Tiger Jones

North Alabama Lions
- Title: Director of football performance

Personal information
- Born: May 21, 1982 (age 44) Mobile, Alabama, U.S.
- Listed height: 5 ft 10 in (1.78 m)
- Listed weight: 195 lb (88 kg)

Career information
- High school: St. Paul's Episcopal School (Mobile, Alabama)
- College: Louisville (2000–2004)
- NFL draft: 2005: undrafted

Career history

Playing
- Washington Redskins (2005)*; BC Lions (2006)*; Louisville Fire (2007); Georgia Force (2008); Milwaukee Iron (2010); Dallas Vigilantes (2011); Virginia Destroyers (2011)*; Philadelphia Soul (2012–2014); Philadelphia Eagles (2012)*; Jacksonville Sharks (2015–2016);
- * Offseason and/or practice squad member only

Coaching
- Texas A&M (2017) Assistant strength & conditioning coach; Louisiana (2018–2020) Assistant director of strength and conditioning; Arizona (2021) Assistant strength & conditioning coach; Florida Gators (2022–2023) Director of speed improvement and skill development; Alabama (2024) Assistant coach; North Alabama (2025–present) Director of football performance;

Awards and highlights
- All-Rookie Team (2008); 2× Second Team All-Arena (2010, 2012); 3× First Team All-Arena (2011, 2013, 2015); Wide Receiver of the Year (2011);

Career AFL statistics
- Receptions: 1,041
- Receiving Yards: 14,329
- Receiving TDs: 286
- Rushing Yards: 81
- Rushing TDs: 8
- Stats at ArenaFan.com

= Tiger Jones (American football) =

American football player and coach (born 1982)

Anthony Keith "Tiger" Jones (born May 21, 1982) is an American former football wide receiver who played eight seasons in the Arena Football League (AFL).

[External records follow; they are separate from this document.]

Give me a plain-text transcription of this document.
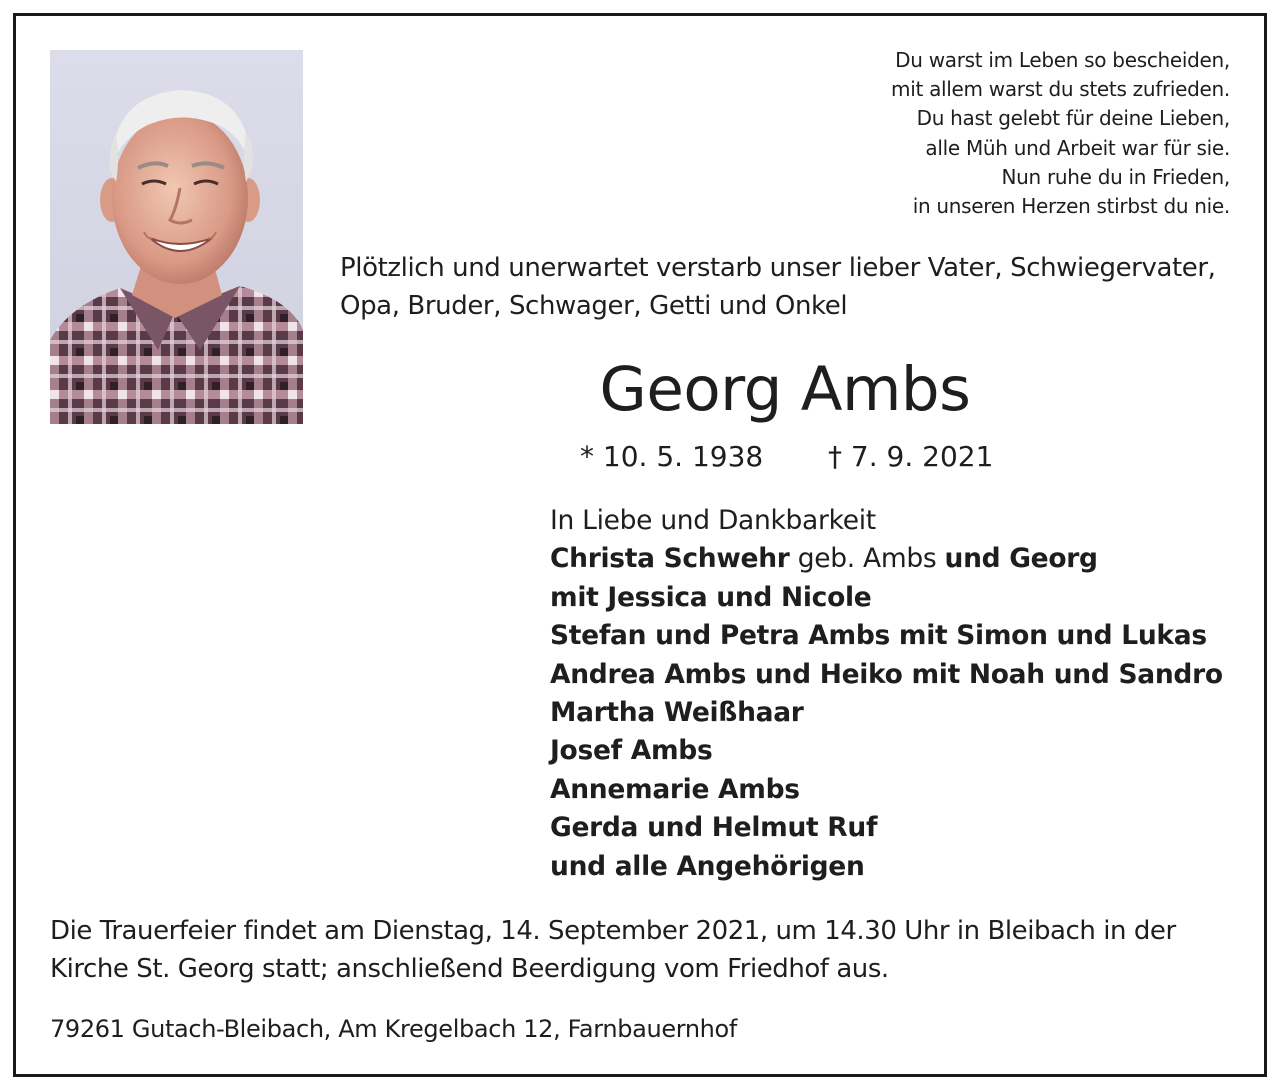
Du warst im Leben so bescheiden,
mit allem warst du stets zufrieden.
Du hast gelebt für deine Lieben,
alle Müh und Arbeit war für sie.
Nun ruhe du in Frieden,
in unseren Herzen stirbst du nie.
Plötzlich und unerwartet verstarb unser lieber Vater, Schwiegervater,
Opa, Bruder, Schwager, Getti und Onkel
Georg Ambs
* 10. 5. 1938 † 7. 9. 2021
In Liebe und Dankbarkeit
Christa Schwehr geb. Ambs und Georg
mit Jessica und Nicole
Stefan und Petra Ambs mit Simon und Lukas
Andrea Ambs und Heiko mit Noah und Sandro
Martha Weißhaar
Josef Ambs
Annemarie Ambs
Gerda und Helmut Ruf
und alle Angehörigen
Die Trauerfeier findet am Dienstag, 14. September 2021, um 14.30 Uhr in Bleibach in der
Kirche St. Georg statt; anschließend Beerdigung vom Friedhof aus.
79261 Gutach-Bleibach, Am Kregelbach 12, Farnbauernhof
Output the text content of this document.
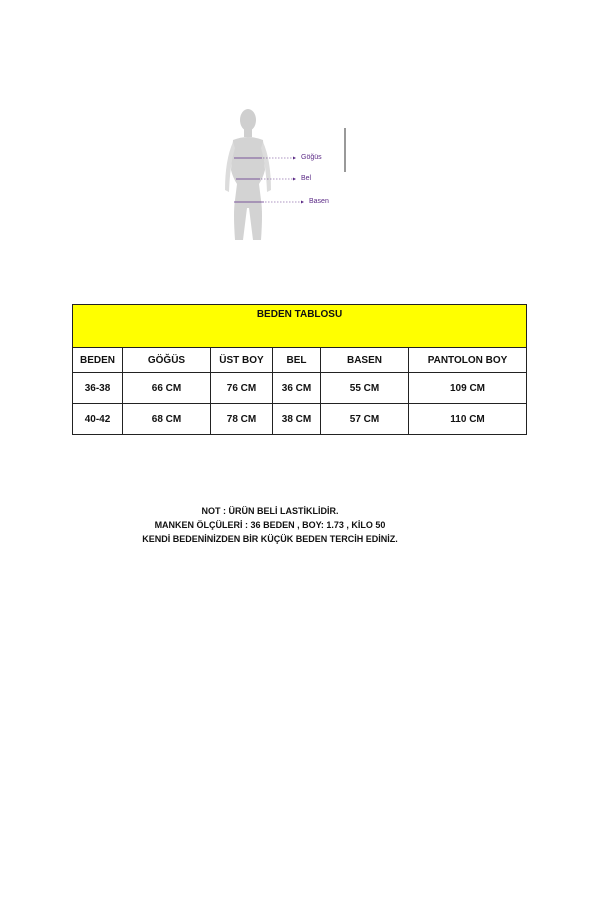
Göğüs
Bel
Basen
BEDEN TABLOSU					
BEDEN	GÖĞÜS	ÜST BOY	BEL	BASEN	PANTOLON BOY
36-38	66 CM	76 CM	36 CM	55 CM	109 CM
40-42	68 CM	78 CM	38 CM	57 CM	110 CM
NOT : ÜRÜN BELİ LASTİKLİDİR.
MANKEN ÖLÇÜLERİ : 36 BEDEN , BOY: 1.73 , KİLO 50
KENDİ BEDENİNİZDEN BİR KÜÇÜK BEDEN TERCİH EDİNİZ.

He played college football at Louisville. He was a member of the Washington Redskins (2005), and was in Training Camp with the Philadelphia Eagles (2012).

==Professional career==

===Philadelphia Eagles===
Jones signed with the Philadelphia Eagles on July 22, 2012. He was released in August 2012.

===Philadelphia Soul===
Jones was named to his 2nd First Team All-Arena team as a member of the Philadelphia Soul in 2013.

===Jacksonville Sharks===
On February 16, 2015, Jones was assigned to the Jacksonville Sharks. On October 19, 2015, Jones was once again assigned to the Sharks. He retired in January 2017.